Mapping tissue immunity in the human urinary bladder across lifespan

The urinary bladder is a hollow spherical organ situated in the lower abdomen. It forms part of the urinary tract, which is responsible for expelling waste and surplus water from the body. Urine, containing waste and excess fluid, is produced by the kidneys, and transported to the bladder where it is stored prior to voiding. This means that the bladder is in relatively close proximity to the external environment, and may be attacked by bugs (microbes) coming in from body surfaces, including microbes originating in the gut. We know that all organs, including the bladder, contain some resident defence (immune) cells that help to fight off microbes. Despite this, infection of the bladder is common, affecting 1 in 2 women in their lifetime and 1 in 20 men. Susceptibility to bladder infection increases with age, as do other bladder diseases, like inflammation (that can give symptoms such as pain or incontinence) and cancer. Despite the fact that immune cells play an important role in all of these conditions, we currently don't understand the details of how bladder defence is set-up, how this goes wrong or changes with age, and how this differs between men and women. Our research project aims to address this knowledge gap. Our overall aim is to produce a map or atlas of all the immune cells in the human bladder across lifespan, in men and women.

We will take two experimental approaches:

The first is to take a piece of human bladder, and to mash it up so that we can analyse individual cells, including immune cells. Different cells have different functions and identification marks because of differences in their genetic material (called genes), and differences in how their genetic code is translated into the working parts of cells, called proteins. Every cell contains thousands of proteins, but these are hard to measure at scale in a single cell. However, we can measure the molecule that acts as an intermediate between genes and proteins - this is called messenger RNA or mRNA. In the past 10 years, technology has advanced such that we can measure thousands of mRNA molecules in a single cell, this is what we plan to do with the mashed bladder samples.
We already have ethical permissions in place to take human bladder samples across lifespan, including from embryos (from the Human Development Biology Resource at Newcastle University), and adults (from organ donors in Cambridge that have consented for their tissues to be used for research).

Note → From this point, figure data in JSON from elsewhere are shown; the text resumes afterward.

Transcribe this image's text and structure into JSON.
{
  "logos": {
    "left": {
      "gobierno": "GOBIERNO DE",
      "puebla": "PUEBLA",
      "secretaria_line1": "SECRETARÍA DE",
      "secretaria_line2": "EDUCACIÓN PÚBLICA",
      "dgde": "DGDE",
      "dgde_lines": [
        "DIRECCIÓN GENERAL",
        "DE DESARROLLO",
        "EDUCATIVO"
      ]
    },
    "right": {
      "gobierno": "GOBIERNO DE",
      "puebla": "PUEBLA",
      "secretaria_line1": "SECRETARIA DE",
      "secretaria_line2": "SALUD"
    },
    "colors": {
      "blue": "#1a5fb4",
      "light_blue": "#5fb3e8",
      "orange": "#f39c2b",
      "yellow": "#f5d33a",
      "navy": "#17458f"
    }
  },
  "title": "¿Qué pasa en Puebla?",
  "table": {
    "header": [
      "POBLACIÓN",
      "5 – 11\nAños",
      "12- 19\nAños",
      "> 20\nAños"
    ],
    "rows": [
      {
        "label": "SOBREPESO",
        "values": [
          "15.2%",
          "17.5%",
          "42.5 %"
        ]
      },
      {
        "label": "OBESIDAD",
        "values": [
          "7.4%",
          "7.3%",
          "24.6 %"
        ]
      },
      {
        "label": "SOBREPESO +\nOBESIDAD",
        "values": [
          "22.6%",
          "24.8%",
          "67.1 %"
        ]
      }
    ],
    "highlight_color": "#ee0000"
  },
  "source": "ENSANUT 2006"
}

Our second experimental approach is to take a piece of bladder and keep it intact so that the relationship of the cells in space is maintained. We will then make slices of the piece of bladder so that they are thin enough to be visualised under a microscope. We will use the mRNA information from our first experiment to identify protein markers that can be visualised by the microscope using probes that are fluorescently labelled and we can also map mRNA molecules in space. This will allow us to investigate the position of cells relative to each other and to determine whether the position of cells differs between men and women, and in the adult and developing bladder.

Making a complete map of cells in the bladder across lifespan will provide a critical reference atlas that will help researchers in the future to understand which cells become abnormal in different bladder diseases and how it might be possible to prevent unhelpful age-related changes.

The urinary bladder contains a network of cells, including resident immune cells, which interact to maintain organ homeostasis, defence and repair. A comprehensive understanding of the cellular networks in the normal human bladder across lifespan, and how these differ between male and female bladders, is currently lacking, and will provide an important reference dataset from which to investigate disease-associated perturbations. This project aims to address this need by:

1. Generating single-cell molecular profiles of female and male pre-natal, young and old adult human bladders. We will perform droplet-based sequencing (using the 10x Genomics platform) on single cell suspensions obtained from n=6 dissociated tissue samples per group (36 samples in total). We will profile unselected bladder cells (our pilot data shows that we get an excellent representation of immune cells), and will use CITEseq antibodies to delineate cell protein expression to enhance immune cell characterisation.

2. Analysing the scRNAseq dataset generated in (1) to identify temporal changes in:
a. Immune functionality of urothelial cells, stromal cells and endothelial cells
b. Resident-immune cell number and phenotype.
c. Resident-immune cell interactome using receptor-ligand expression analysis
d. Resident-immune cell function by assessing geneset and pathway enrichment.
Age and sex-associated differences identified in the analyses performed in 2a-d will be validated using confocal imaging, flow cytometry, and ex vivo stimulation of bladder samples or cells.

3. Ascertaining the precise spatial relationships of transcriptionally characterized cells within the bladder in females and males across lifespan. We will use:
a. High dimensional (25-plex) immune-relevant protein-marker imaging (using an optimised iterative strip-stain protocol).
b. Spatial transcriptomics using the Visium platform (10x Genomics).
c. Validate findings made in Parts 1 and 2 using confocal imaging.